Welcome to Birmingham City University’s on-line resource for development radio. My name is Sam Coley, Degree Leader in Radio at BCU. I have a particular interest in the educational use of radio and especially its application in developing countries. This site provides information and original content regarding the use of radio as an educational tool as well as specific examples of innovative radio projects from around the world.

Radio is still an incredibly powerful medium for change in developing nations. It manages to reach vast audiences who live in regions where there is little internet or phone access and in many cases no electricity. There are many exciting new communication technologies being harnessed by NGO’s, aid agencies and Governments such as; satellite radio, podcasting, cellular technology and on-line radio. But so far – none have surpassed the simplicity and sheer effectiveness of traditional radio.

Radio’s primary strength is that it remains a truly ubiquitous medium. There are an estimated 800 million radios in developing regions across the world, making it the ideal medium for delivering important educational concepts to listeners who are often illiterate. These messages are distributed through the use of radio dramas, documentaries, phone-in talk shows, on-air debates and the use of short educational commercials – or “spots” as they are sometimes known.
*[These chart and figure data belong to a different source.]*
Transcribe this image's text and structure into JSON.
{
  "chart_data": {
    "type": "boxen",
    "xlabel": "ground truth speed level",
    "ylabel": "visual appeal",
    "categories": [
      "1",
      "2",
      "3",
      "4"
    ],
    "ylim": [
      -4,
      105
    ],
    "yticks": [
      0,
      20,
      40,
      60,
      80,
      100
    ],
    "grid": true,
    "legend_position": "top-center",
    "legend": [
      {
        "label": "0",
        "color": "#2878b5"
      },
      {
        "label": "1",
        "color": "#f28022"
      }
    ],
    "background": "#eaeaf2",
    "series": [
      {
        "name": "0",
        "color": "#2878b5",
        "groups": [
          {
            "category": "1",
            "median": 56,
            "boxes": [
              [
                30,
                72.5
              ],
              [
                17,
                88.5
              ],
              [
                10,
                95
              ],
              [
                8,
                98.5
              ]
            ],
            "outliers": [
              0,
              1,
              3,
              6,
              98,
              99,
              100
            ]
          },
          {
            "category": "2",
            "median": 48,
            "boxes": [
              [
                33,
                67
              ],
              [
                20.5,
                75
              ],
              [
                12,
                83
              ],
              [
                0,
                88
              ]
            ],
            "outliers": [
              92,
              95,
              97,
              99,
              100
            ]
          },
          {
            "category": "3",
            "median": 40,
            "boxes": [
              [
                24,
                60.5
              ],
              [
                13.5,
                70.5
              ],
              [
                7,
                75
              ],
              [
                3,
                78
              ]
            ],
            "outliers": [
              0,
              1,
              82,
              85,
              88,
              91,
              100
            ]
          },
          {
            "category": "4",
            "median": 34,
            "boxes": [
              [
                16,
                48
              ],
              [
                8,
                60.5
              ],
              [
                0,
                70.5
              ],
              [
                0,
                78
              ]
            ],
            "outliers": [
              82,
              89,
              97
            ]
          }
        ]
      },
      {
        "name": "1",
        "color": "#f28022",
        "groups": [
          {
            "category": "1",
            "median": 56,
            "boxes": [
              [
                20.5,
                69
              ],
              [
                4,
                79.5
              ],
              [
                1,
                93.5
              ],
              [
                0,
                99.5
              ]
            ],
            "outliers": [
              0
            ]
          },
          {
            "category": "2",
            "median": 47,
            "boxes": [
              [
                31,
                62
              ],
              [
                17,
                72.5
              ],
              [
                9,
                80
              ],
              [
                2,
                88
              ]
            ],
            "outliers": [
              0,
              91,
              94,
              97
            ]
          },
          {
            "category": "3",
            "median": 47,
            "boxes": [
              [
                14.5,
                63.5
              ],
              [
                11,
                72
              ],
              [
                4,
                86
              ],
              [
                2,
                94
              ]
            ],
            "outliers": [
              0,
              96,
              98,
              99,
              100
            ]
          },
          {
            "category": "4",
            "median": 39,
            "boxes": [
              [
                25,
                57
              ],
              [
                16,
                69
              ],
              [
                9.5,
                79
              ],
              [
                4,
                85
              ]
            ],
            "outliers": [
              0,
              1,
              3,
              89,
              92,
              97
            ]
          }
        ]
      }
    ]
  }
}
There are, of course, many existing websites run by respected worldwide organisations that are already providing in-depth information and research into this growing area of broadcasting (see “links” for my recommended choices). However, this resource aims to gather together many of the different views and ideas from experts working in the field into a single repository of audio clips, video footage, photos and other related information. Hopefully the opinions found on this site will be of interest to those already involved in development radio, while at the same time offering a basic introduction for anyone curious about this valuable form of radio.

The website features many examples taken from my own experiences as an executive consultant for the BBC World Service Trust, as well as several interviews conducted as part of my research into the use of radio as an educational tool.

Finally, thanks to all the talented radio practitioners who kindly gave their permission to be included in this project.